Небезынтересна — хотя и не столь выразительна — интерпретация автором исходной темы антифашистской эмиграции. Для одних — в ее «эскапистском» варианте — это жалкое бегство, уход от борьбы, признание своего краха и бессилия (д-р Франкфуртер); для других же — активная деятельность в подполье (Отто, Лиза), лучше всего воплощенная, пожалуй, в фигуре бургомистра деревни Поля Жоли: деятельность Отто и Лизы и осуществлявшаяся ими переправка беженцев в Испанию, так же как и относительная безопасность постояльцев мадам Гренье (и ее самой), оказались возможными именно благодаря самоотверженным усилиям и мужеству бургомистра. К концу пьесы, когда Лиза берется провести беженцев в Испанию ночью нелегально, Поль Жоли временно «закрывает» этот переправочный пункт и сам уходит к друзьям в формирующиеся отряды Сопротивления.

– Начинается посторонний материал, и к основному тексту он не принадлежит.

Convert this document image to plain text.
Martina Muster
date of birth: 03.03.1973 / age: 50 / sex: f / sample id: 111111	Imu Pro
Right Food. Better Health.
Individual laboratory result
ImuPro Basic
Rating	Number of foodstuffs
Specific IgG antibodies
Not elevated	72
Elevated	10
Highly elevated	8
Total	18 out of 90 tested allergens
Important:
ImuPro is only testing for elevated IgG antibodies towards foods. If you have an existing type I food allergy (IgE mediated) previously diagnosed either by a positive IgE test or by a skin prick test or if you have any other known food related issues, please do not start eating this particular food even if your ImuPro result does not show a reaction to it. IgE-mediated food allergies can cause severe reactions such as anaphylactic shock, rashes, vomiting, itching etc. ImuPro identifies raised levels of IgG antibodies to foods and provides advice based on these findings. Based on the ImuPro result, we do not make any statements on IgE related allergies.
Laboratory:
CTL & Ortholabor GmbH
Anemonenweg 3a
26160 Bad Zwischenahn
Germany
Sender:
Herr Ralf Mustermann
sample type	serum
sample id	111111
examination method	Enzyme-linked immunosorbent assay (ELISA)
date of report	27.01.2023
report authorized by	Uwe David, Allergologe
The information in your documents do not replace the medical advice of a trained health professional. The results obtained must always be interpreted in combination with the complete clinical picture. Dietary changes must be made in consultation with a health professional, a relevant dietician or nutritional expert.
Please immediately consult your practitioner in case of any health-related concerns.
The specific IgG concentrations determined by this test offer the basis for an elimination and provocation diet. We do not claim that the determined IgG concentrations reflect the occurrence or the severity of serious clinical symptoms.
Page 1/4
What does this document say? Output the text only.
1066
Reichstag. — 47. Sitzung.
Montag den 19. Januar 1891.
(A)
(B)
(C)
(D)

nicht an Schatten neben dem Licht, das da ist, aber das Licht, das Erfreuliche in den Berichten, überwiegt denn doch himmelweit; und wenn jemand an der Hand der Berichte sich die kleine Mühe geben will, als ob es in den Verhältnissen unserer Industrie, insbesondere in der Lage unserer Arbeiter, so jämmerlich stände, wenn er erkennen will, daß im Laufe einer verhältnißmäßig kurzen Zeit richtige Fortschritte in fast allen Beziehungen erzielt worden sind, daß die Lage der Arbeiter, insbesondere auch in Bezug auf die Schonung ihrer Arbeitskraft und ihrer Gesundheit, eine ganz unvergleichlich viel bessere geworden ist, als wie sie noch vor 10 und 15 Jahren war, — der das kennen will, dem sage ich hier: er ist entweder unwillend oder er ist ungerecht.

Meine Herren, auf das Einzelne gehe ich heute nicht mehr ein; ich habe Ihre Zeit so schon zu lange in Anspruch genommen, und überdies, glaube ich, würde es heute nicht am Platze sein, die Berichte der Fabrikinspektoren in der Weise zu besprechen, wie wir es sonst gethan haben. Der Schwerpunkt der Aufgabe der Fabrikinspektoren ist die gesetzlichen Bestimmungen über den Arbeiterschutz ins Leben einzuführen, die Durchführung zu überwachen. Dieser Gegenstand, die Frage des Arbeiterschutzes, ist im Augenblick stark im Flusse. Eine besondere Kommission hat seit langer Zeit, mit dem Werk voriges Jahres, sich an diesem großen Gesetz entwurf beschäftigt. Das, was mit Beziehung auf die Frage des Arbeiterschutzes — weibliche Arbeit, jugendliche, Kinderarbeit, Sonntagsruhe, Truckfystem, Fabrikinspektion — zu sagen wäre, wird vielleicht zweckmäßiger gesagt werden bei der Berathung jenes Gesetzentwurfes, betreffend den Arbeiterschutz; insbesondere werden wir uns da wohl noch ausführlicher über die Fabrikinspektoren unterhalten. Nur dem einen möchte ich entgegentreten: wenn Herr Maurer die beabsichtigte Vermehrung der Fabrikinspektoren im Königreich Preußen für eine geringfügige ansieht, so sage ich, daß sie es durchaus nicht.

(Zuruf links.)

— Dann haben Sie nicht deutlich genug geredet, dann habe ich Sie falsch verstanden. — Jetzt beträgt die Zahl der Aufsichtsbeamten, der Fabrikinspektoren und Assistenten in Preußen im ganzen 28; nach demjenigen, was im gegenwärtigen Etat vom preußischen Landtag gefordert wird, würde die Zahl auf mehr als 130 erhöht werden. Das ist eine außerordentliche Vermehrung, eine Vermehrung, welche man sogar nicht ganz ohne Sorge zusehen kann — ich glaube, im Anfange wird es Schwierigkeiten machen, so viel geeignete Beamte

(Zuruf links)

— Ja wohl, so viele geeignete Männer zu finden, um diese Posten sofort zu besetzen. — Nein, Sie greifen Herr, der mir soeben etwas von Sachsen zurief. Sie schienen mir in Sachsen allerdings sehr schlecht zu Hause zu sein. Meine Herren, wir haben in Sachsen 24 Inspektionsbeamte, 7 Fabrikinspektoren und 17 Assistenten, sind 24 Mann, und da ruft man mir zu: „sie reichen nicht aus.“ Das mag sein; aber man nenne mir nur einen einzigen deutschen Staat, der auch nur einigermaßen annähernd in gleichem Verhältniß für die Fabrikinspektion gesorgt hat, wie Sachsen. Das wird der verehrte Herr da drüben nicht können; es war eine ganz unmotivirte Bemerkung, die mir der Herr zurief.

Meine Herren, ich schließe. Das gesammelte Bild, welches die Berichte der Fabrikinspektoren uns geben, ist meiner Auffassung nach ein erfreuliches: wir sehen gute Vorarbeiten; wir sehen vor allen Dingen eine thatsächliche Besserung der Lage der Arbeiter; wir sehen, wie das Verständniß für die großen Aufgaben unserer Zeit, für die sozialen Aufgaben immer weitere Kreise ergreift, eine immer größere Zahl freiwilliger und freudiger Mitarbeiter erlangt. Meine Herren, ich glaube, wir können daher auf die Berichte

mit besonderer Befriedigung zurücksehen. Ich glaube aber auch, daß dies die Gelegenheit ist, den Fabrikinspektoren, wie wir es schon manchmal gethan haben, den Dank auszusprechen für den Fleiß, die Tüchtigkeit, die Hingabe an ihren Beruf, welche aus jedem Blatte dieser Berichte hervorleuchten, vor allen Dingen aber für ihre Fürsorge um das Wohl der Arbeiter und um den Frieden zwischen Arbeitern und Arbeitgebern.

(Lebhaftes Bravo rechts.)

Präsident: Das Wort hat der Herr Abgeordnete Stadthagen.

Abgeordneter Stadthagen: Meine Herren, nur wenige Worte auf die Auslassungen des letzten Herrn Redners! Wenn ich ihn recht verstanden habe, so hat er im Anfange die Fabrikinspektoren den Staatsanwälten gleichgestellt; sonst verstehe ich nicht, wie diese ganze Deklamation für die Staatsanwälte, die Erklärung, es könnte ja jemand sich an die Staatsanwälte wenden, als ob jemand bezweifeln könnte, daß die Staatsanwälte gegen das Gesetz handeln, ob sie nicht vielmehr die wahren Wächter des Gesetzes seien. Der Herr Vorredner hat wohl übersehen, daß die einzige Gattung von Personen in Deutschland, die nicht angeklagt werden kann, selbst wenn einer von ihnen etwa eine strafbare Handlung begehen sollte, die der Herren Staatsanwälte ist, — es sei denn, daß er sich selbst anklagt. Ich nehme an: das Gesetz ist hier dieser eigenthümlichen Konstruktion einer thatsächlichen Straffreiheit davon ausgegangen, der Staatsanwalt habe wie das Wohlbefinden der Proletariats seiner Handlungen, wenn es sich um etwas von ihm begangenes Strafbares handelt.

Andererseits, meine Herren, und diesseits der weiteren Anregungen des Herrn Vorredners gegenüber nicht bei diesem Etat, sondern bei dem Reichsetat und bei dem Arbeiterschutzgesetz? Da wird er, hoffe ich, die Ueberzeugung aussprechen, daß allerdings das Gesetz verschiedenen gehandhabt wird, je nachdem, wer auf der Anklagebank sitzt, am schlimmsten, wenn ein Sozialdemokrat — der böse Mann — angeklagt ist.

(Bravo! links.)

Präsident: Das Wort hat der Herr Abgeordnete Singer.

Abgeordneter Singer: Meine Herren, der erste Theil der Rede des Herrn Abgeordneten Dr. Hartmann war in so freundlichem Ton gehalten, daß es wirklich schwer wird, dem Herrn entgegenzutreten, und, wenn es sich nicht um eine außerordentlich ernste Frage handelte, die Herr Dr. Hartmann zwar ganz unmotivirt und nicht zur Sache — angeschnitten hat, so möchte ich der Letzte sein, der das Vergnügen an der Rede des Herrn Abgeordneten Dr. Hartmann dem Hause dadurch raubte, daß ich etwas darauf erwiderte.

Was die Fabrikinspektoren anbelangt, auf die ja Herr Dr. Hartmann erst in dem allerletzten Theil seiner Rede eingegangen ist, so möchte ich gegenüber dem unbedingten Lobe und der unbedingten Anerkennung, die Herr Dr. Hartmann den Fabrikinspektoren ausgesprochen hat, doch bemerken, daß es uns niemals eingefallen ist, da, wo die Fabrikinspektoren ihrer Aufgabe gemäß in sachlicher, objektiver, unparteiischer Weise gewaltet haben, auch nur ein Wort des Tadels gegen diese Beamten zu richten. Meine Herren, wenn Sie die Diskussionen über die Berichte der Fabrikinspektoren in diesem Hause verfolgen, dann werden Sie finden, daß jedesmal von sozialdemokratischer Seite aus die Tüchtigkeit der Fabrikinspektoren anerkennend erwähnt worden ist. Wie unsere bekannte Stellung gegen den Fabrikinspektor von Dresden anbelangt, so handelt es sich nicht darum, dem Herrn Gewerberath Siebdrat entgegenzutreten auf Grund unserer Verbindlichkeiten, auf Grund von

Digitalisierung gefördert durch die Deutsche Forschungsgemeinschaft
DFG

Маленькая, компактная «пьеса для камерного театра», как оговорено у автора, по энергии художественного высказывания явно выходит за пределы «камерности» и затрагивает — как почти всегда у Хайна — важные, фундаментальные проблемы человеческого бытия, в данном случае среди прочих — проблему самоопределения человека в труднейших, пограничных ситуациях, и, как явствует из нее, автор видит верный способ сохранить человеческое лицо и человеческое достоинство совсем не на путях непротивления злу, а лишь на путях активной, энергичной и мужественной борьбы с ним.
Л-ра: Современная художественная литература за рубежом. – 1989. – № 3. – С. 35-37.